Left untended, this combination of detention of Yemenis without charge at Guantánamo and civilian killings without accountability in Yemen threatens to torpedo the Yemeni-U.S. counterterrorism relationship, and at a critical moment. After a long, rocky rapport with Yemen’s former leader Ali Abdullah Saleh, Washington views the country’s new president, Abdu Rabu Mansour Hadi, as a staunch counterterrorism ally who is serious about thwarting future attempts to attack the U.S.

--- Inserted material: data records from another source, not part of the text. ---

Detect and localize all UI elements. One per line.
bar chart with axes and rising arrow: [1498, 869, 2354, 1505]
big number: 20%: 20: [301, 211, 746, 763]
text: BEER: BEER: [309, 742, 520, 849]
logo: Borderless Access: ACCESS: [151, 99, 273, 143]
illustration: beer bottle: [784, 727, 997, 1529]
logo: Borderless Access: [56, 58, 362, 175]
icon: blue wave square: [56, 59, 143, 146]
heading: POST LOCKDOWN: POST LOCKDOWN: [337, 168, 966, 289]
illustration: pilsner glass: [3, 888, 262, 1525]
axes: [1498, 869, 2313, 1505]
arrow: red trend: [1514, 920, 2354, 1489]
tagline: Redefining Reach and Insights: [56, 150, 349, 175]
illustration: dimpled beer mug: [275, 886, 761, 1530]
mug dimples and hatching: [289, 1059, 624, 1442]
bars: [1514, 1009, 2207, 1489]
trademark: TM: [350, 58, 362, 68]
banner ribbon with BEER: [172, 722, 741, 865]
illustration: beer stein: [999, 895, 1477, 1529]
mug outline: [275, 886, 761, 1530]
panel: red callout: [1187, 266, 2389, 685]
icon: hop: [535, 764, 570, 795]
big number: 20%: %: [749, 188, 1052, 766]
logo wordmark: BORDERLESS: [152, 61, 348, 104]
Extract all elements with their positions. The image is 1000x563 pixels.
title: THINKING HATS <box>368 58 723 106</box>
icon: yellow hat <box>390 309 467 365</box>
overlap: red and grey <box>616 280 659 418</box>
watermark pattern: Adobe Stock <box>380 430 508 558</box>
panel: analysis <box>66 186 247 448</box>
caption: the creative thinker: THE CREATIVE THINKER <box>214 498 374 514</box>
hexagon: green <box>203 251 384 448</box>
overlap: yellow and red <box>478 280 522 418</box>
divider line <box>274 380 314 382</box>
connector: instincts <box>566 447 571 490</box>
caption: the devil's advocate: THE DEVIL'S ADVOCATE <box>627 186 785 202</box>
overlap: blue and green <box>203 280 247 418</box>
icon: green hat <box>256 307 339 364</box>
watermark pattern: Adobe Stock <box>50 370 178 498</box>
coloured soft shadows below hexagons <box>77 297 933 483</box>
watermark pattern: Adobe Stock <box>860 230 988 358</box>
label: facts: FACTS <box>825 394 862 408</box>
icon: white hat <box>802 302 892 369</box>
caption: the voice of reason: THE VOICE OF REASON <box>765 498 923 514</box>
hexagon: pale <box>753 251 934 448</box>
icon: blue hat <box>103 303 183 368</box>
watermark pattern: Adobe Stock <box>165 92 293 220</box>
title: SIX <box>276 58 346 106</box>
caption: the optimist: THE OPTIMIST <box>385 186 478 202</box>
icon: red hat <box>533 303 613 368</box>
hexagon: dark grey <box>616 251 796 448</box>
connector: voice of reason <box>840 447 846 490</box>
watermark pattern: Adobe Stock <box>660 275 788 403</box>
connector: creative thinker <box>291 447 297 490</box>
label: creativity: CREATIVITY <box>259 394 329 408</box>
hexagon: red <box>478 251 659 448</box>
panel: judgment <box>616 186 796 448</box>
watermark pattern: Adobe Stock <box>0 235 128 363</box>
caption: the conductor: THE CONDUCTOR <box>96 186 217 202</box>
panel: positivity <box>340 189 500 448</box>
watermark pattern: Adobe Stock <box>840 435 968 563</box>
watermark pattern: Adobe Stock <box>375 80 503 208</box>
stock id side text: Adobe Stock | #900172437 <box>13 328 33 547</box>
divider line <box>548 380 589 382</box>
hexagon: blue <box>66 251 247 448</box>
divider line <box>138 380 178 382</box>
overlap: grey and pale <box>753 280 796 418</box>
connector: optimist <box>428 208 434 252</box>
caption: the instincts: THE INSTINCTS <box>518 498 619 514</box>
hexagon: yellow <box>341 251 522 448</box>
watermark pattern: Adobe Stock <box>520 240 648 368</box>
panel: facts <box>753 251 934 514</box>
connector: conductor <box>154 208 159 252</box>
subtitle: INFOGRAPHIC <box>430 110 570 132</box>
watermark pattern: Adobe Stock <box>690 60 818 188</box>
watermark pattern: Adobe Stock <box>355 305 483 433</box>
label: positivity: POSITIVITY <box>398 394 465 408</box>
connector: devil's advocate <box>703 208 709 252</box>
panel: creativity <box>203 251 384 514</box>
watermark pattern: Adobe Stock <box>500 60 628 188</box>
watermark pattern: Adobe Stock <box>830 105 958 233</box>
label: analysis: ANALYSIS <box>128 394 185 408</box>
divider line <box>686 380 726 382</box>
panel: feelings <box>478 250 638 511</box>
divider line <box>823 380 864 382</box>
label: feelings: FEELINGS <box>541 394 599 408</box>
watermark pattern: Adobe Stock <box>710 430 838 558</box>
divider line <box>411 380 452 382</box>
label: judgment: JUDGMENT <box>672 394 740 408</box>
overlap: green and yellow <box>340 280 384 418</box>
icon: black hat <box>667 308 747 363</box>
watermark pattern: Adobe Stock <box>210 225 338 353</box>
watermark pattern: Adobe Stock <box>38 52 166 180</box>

Baidhani, now 30, left for Pakistan during his wife’s second pregnancy to find work to support the family. A classified U.S. government document released in 2011 by WikiLeaks said he met an alleged militant in Karachi who persuaded him to train at a Qaeda military camp in Afghanistan during the summer of 2001. Baidhani was captured trying to flee Afghanistan after the U.S. invaded that country in October 2001. Yet he was never charged and his trip to Afghanistan does not make him a threat on its own: Yemeni youths routinely traveled to Afghanistan for military training before 9/11 with the blessing of their government and without any intention of harming the U.S.
In addition to Muhammad, Baidhani has a 14-year-old daughter, Faina, who was just a toddler when he left for Pakistan. “When the children speak with their father during the video conferences, they all break down crying,” Um Abdul Khaliq told me.
Obama can still salvage the goodwill of the Yemenis, but only if he swiftly acts on his vows to close Guantánamo and curb civilian losses in targeted killings. But continued delays and deaths will only harden more Yemeni hearts, which can’t make for a strong counterterrorism policy.